José María González, CEO de JMG Virtual Consulting, afirma que “es cierto que el despliegue y aceleración de cloud computing ha venido de la mano de emprendedores o startups que han evolucionado modelos de negocio tradicionales, como Airbnb, Uber, Worktoday y un largo etcétera. Estas empresas, sin grandes inversiones han sido capaces de llegar a una gran cantidad de usuarios sin tener presencia física en la mayoría de los países en los que operan. Pero realmente, cualquier empresa que ofrezca productos y servicios pueden nacer en la nube o evolucionar a un entorno digital”. Es Rufino Honorato, CTO y Director Preventa de CA Technologies Iberia quien muestra por qué apuestan las startups y pymes por el entorno cloud y por qué lo hacen las grandes cuentas. En opinión de este directivo, “para las startups la nube es la opción ideal por cuestión de costes, flexibilidad y agilidad. Para las grandes compañías tradicionales, la nube, sobre todo la nube privada, junto con determinados servicios en la nube pública son ya una realidad. Así pues se puede decir que todas las empresas tradicionales ya han adoptado la nube privada y están evolucionando muy rápidamente hacia formatos de nube híbrida pública/privada”.

La guerra de las clouds

Efectivamente, ya no se habla de la nube en general. Ahora se encuentran los diferentes modelos: híbrida, privada o abierta. ¿Cuál es la que está triunfando? ¿Por qué las empresas adoptan uno u otro tipo?  Parece que se tiende hacía una cloud híbrida pero seguramente y según numerosos informes, a medio/largo plazo, nadie se planteará esa diferenciación porque las empresas habrán asumido esa realidad de la misma forma que en la actualidad han incorporado la movilidad, por poner un ejemplo.
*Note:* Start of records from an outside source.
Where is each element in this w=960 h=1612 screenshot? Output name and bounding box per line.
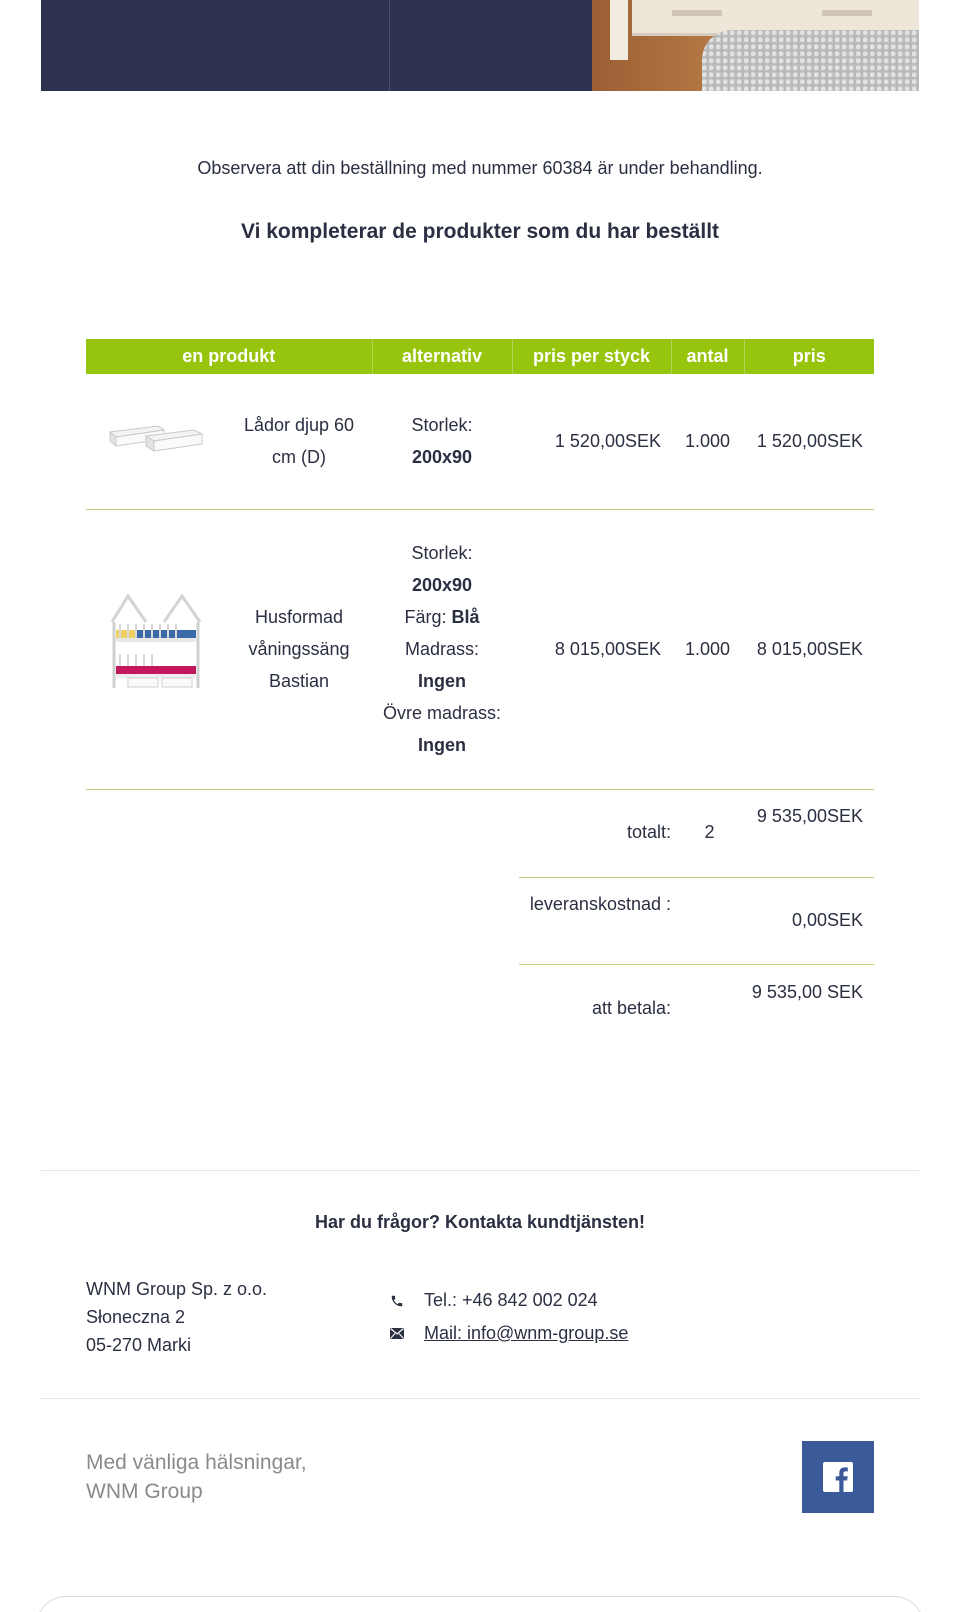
company-city: 05-270 Marki — [86, 1335, 192, 1355]
phone-icon — [389, 1293, 405, 1309]
product-name[interactable]: Lådor djup 60 cm (D) — [226, 374, 372, 509]
header-price: pris — [744, 339, 874, 374]
unit-price: 1 520,00SEK — [512, 374, 671, 509]
envelope-icon — [389, 1326, 405, 1342]
pay-value: 9 535,00 SEK — [751, 982, 863, 1002]
table-row — [86, 374, 874, 509]
pay-label: att betala: — [591, 998, 671, 1018]
total-label: totalt: — [626, 822, 671, 842]
quantity: 1.000 — [671, 509, 744, 789]
phone-text[interactable]: Tel.: +46 842 002 024 — [424, 1290, 598, 1310]
contact-phone[interactable] — [389, 1290, 598, 1311]
facebook-icon — [823, 1462, 853, 1492]
product-image-drawers[interactable] — [106, 416, 206, 456]
product-options — [372, 509, 512, 789]
company-name: WNM Group Sp. z o.o. — [86, 1279, 268, 1299]
option-label: Storlek: — [411, 415, 473, 436]
divider — [41, 1398, 919, 1399]
header-unit-price: pris per styck — [512, 339, 671, 374]
header-banner — [41, 0, 919, 91]
option-value: 200x90 — [411, 575, 473, 595]
summary-total — [519, 800, 874, 864]
option-value: Blå — [451, 607, 480, 627]
shipping-label: leveranskostnad : — [529, 894, 671, 914]
order-notice: Observera att din beställning med nummer 60384 är under behandling. — [197, 158, 763, 178]
bottom-card-edge — [36, 1596, 924, 1612]
order-table — [86, 339, 874, 790]
summary-shipping — [519, 888, 874, 952]
regards — [86, 1448, 307, 1506]
product-image-bunk-bed[interactable] — [106, 592, 206, 696]
contact-mail[interactable] — [389, 1323, 628, 1344]
banner-product-photo — [592, 0, 919, 91]
facebook-button[interactable] — [802, 1441, 874, 1513]
option-label: Madrass: — [404, 639, 480, 659]
company-address — [86, 1275, 267, 1359]
quantity: 1.000 — [671, 374, 744, 509]
divider — [519, 964, 874, 965]
unit-price: 8 015,00SEK — [512, 509, 671, 789]
section-heading: Vi kompleterar de produkter som du har beställt — [240, 220, 720, 243]
shipping-value: 0,00SEK — [791, 910, 863, 930]
line-price: 8 015,00SEK — [744, 509, 874, 789]
option-label: Färg: — [404, 607, 447, 627]
table-header-row — [86, 339, 874, 374]
banner-divider — [389, 0, 390, 91]
mail-link[interactable]: Mail: info@wnm-group.se — [424, 1323, 629, 1343]
header-options: alternativ — [372, 339, 512, 374]
option-value: Ingen — [418, 735, 466, 755]
option-value: 200x90 — [411, 447, 473, 468]
regards-line-1: Med vänliga hälsningar, — [86, 1451, 307, 1474]
option-label: Övre madrass: — [382, 703, 502, 723]
total-value: 9 535,00SEK — [756, 806, 863, 826]
table-row — [86, 509, 874, 789]
divider — [519, 877, 874, 878]
option-label: Storlek: — [411, 543, 473, 563]
option-value: Ingen — [418, 671, 466, 691]
divider — [41, 1170, 919, 1171]
regards-line-2: WNM Group — [86, 1480, 203, 1503]
company-street: Słoneczna 2 — [86, 1307, 186, 1327]
header-product: en produkt — [86, 339, 372, 374]
contact-title: Har du frågor? Kontakta kundtjänsten! — [314, 1212, 646, 1232]
header-qty: antal — [671, 339, 744, 374]
product-name[interactable]: Husformad våningssäng Bastian — [226, 509, 372, 789]
total-qty: 2 — [704, 822, 715, 842]
line-price: 1 520,00SEK — [744, 374, 874, 509]
product-options — [372, 374, 512, 509]
summary-to-pay — [519, 976, 874, 1040]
En estos momentos, se podría afirmar que, el mercado entiende que la cloud pública es la de los grandes proveedores masivos. La privada es más costosa pero se incorpora a las grandes empresas con grandes recursos. Esa es una de las claves de la evolución que ha sufrido la nube, que independientemente del modelo elegido, la realidad es que se está incorporando plenamente a la empresa porque ofrece elasticidad y vinculación a modelos de pago por uso. Las barreras son muy difusas entre los dos mundos. Las tres nubes están condenadas a entenderse y al final la adopción de un modelo u otro por parte de la empresa vendrá dado por las necesidades concretas de cada entorno. En los tres casos, unos de los elementos claves que posibilitará una adopción cada vez más amplia es la posibilidad de disponer de herramientas y soluciones de seguridad capaces de dotar al cloud con una arquitectura de seguridad análoga a la del centro de datos tradicional y que además sea interoperable con ésta. En este sentido, José María Ochoa Carriches, Director de Estrategia Corporativa, Mkt&Com de Alhambra-Eidos, asegura que es la seguridad la que ha posibilitado que tanto la nube híbrida como la privada crezcan. Bajo su punto de vista, “la Cloud híbrida o privada ha aportado más seguridad o al menos así lo perciben las empresas. El hecho de saber dónde están alojados sus datos ha proporcionado más seguridad a las empresas por lo que se han ido “fiando” más que con la Cloud pública. Aun así, hay un camino respecto a la cultura social que todavía queda por recorrer”.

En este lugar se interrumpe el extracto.